- Pyerarova
- Coordinates: 52°38′44″N 23°55′38″E﻿ / ﻿52.64556°N 23.92722°E
- Country: Belarus
- Region: Brest Region
- District: Pruzhany District
- Population (2010): 29
- Time zone: UTC+3 (MSK)

= Pyerarova =

Pyerarova (Перарова; Перерово) is a rural locality (a khutor) in Pruzhany District, Brest Region, Belarus. It is part of Sharashova selsoviet.

==History==
During the period of the Russian Empire, Pyerarova was part of Belovezhskaya-Alexandrovskaya Volost of Pruzhansky Uyezd of Grodno Governorate. At the beginning of the 20th century, the settlement included 15 inhabitants.
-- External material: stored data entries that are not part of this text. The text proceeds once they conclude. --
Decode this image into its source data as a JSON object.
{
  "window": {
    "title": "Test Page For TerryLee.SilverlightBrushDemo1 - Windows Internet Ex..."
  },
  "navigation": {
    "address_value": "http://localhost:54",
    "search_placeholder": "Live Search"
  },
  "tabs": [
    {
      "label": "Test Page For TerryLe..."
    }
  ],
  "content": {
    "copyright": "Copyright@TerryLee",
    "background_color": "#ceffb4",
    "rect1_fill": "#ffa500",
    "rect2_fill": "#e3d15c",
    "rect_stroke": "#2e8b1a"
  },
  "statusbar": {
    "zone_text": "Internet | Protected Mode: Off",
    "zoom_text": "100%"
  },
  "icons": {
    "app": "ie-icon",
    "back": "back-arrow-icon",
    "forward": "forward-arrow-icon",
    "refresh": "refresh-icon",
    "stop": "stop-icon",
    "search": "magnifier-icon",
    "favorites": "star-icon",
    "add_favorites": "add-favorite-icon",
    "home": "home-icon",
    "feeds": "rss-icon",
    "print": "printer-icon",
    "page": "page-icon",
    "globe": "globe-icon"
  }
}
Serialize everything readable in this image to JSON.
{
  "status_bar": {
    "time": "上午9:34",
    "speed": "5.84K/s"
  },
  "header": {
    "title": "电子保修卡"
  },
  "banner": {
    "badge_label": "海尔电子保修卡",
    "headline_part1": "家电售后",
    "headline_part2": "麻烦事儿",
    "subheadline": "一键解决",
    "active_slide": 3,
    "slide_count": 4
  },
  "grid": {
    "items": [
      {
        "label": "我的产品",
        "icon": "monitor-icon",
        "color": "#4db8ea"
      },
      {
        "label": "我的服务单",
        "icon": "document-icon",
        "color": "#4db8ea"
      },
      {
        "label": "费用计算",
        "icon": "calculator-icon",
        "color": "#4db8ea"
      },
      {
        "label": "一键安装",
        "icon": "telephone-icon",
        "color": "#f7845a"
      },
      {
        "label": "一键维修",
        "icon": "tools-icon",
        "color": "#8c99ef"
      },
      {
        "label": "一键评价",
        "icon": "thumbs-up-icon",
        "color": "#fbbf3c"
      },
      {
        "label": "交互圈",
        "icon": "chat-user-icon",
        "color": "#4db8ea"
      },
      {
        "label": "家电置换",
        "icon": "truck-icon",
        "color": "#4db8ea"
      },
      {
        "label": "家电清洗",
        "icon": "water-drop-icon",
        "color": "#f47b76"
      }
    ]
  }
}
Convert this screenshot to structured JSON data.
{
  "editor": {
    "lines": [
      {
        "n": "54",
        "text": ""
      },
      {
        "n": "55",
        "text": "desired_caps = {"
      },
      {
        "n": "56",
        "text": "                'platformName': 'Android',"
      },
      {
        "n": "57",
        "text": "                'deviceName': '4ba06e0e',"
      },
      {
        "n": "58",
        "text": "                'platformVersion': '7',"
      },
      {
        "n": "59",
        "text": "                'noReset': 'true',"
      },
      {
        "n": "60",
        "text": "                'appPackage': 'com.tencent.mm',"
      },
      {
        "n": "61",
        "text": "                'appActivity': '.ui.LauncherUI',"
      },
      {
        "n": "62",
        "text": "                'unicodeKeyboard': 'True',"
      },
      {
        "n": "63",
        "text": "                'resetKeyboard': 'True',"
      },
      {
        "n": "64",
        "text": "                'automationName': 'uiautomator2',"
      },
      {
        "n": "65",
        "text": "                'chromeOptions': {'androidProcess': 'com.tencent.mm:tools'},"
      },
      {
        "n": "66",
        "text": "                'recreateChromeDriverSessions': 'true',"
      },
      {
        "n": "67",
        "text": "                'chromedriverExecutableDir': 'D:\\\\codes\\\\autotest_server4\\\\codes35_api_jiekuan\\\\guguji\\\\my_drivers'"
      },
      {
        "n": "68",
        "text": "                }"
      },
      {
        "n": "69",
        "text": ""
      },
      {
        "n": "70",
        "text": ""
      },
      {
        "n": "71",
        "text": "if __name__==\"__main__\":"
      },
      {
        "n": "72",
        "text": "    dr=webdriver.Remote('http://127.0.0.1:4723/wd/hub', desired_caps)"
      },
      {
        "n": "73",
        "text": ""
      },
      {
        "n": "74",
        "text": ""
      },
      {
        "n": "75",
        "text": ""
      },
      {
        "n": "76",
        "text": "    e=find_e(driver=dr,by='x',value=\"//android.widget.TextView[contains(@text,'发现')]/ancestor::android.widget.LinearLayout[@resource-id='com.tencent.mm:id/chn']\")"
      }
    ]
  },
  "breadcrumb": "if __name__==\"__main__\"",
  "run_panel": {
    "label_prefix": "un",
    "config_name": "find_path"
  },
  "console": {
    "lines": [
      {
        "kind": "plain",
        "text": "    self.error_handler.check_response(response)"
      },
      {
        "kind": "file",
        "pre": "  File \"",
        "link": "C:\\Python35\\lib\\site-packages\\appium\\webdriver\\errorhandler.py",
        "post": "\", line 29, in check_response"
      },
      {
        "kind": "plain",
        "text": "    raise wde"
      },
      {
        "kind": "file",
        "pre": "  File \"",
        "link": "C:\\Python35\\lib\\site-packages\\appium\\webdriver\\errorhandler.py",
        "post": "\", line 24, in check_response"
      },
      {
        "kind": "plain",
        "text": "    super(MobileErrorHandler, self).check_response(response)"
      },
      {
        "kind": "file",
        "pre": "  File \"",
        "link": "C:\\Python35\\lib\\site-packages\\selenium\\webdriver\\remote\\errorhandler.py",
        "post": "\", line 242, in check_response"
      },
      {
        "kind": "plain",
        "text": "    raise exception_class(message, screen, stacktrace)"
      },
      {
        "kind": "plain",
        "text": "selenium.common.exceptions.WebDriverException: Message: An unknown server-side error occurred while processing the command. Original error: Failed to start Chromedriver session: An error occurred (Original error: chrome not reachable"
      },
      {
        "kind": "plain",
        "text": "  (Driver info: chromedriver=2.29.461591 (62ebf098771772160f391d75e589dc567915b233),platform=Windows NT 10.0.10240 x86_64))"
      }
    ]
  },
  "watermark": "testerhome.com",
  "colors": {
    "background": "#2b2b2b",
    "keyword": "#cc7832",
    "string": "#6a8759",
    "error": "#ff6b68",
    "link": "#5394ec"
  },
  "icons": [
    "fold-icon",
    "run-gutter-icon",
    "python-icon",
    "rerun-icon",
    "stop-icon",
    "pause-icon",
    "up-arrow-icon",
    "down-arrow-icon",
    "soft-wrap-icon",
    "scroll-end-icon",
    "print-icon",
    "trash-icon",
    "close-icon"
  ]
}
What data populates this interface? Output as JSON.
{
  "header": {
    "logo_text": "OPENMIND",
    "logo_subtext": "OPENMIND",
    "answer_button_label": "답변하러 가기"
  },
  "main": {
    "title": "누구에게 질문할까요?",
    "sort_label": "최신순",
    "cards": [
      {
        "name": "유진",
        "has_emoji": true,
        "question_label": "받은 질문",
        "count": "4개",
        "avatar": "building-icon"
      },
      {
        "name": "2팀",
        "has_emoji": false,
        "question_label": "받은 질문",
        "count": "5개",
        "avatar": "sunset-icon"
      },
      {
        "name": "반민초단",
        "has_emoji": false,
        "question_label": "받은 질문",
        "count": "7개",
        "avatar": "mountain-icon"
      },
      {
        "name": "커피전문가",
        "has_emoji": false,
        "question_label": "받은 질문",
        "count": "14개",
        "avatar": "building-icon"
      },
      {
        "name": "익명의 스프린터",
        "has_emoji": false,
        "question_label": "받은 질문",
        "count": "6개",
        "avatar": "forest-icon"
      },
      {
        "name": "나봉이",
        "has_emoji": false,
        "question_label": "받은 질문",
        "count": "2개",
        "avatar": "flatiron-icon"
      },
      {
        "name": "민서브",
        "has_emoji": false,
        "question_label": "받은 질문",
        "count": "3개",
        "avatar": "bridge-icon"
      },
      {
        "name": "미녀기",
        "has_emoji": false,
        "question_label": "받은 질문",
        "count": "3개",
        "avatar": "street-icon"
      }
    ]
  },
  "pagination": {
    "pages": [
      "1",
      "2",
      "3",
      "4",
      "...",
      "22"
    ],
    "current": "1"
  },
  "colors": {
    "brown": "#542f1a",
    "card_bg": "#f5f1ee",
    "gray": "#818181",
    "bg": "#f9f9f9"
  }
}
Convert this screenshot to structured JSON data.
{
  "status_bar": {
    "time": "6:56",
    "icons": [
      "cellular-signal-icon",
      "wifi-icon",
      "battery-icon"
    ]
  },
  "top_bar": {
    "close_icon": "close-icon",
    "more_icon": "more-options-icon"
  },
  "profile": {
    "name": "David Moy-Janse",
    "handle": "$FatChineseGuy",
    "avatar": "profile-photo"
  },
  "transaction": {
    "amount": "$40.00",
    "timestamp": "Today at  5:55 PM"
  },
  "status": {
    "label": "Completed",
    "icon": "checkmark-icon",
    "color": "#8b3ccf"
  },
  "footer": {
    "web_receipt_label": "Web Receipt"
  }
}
From 1921 to 1939, it was a part of Poland. In September 1939, following the Soviet invasion of Poland, the village and surrounding territories were incorporated into the Byelorussian Soviet Socialist Republic, from January 15, 1940, in Sharashovsky, from December 17, 1956, in the Pruzhany District of the Brest Region.

In 1970, the settlement had 16 inhabitants. By 1999, the number increased to 34. In 2005, it consisted of 6 inhabitants and 2 yards. In 2010, it had 29 inhabitants. On May 29, 2015, the Sharashevsky village council, which included the farm, was transformed into a village council.